Susan Legere, GA&S '09, did just that when she decided to create a documentary investigating the lives of three immigrants currently working at BC. The documentary titled Immigrant Reflections: Three Boston College Service Workers Share Their Stories, left many speechless after it aired at the Boston Latino International Film Festival this weekend.
The film, which is now available online at at.bc.edu, closely follows the lives of three BC employees, Vicky, Manny, and Jorge, in their struggle to assimilate into American society. Legere chose to show original photographs of each worker's home towns along with pictures of family members. No longer were these people strangers, but the audience gained a sense of familiarity, an empathetic connection with them. Each worker then went on to share their stories of what it was like growing up so far from where they currently live, a feeling further strengthened in a post-film interview with the filmmaker and subjects.
Vicky was only 2 years old when her mother left her three children behind in a house in Cacao Frontera, Guatemala without indoor plumbing or electricity to immigrate illegally to the United States. "Everything was natural, we had to use light from lanterns and we had no TV," she said.
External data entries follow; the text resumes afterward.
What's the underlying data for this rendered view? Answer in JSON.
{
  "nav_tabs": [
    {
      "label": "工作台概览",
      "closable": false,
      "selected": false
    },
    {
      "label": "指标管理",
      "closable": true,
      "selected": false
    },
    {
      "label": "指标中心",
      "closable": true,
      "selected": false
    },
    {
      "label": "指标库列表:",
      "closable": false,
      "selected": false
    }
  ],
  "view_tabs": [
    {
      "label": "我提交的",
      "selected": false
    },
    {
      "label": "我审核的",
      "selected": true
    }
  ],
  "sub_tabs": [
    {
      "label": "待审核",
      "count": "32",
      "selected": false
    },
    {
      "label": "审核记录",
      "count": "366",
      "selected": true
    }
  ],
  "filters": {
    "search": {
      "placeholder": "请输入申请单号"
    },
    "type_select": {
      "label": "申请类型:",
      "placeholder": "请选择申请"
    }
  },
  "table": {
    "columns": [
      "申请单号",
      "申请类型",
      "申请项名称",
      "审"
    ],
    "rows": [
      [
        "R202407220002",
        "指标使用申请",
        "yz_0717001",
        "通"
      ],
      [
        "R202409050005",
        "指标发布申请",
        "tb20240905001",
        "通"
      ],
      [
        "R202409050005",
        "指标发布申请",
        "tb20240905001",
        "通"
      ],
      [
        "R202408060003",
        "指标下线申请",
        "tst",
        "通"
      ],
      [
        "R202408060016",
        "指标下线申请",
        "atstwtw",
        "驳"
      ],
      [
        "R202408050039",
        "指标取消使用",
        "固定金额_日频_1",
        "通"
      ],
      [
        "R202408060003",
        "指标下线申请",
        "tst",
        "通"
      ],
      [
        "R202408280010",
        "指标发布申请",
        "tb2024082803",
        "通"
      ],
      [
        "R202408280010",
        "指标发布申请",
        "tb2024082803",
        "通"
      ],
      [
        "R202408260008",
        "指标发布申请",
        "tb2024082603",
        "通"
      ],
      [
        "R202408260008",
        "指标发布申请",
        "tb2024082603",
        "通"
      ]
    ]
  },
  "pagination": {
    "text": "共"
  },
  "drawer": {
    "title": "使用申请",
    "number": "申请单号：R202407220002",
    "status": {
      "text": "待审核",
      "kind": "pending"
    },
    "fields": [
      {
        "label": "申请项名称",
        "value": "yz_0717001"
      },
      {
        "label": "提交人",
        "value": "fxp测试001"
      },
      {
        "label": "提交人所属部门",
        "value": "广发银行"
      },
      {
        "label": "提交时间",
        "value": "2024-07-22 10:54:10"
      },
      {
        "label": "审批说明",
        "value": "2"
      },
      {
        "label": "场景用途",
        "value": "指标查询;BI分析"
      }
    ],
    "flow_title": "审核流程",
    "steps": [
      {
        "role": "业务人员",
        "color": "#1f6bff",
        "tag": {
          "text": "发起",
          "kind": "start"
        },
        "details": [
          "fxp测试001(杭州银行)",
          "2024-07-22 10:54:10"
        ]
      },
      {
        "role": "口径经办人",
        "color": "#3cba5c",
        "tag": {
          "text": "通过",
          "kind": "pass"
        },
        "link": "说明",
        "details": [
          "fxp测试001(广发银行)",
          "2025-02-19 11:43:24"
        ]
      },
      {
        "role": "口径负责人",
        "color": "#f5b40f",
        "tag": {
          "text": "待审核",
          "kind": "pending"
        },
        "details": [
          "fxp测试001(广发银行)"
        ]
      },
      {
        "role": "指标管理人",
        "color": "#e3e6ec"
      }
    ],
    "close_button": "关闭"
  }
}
A previous movie at the festival showed the brutality and suffering a Mexican family underwent while crossing the border into the United States after spending days trapped inside a truck. Upon seeing the film, Vicky's eyes swelled up with tears as she hugged her two children tightly. "That movie shows what my mother experienced. She suffered a lot to bring us here," Vicky said while looking out at the audience. "She went nearly eight days without food during her trip into the U.S. It was very different from the process I experienced in coming to this country."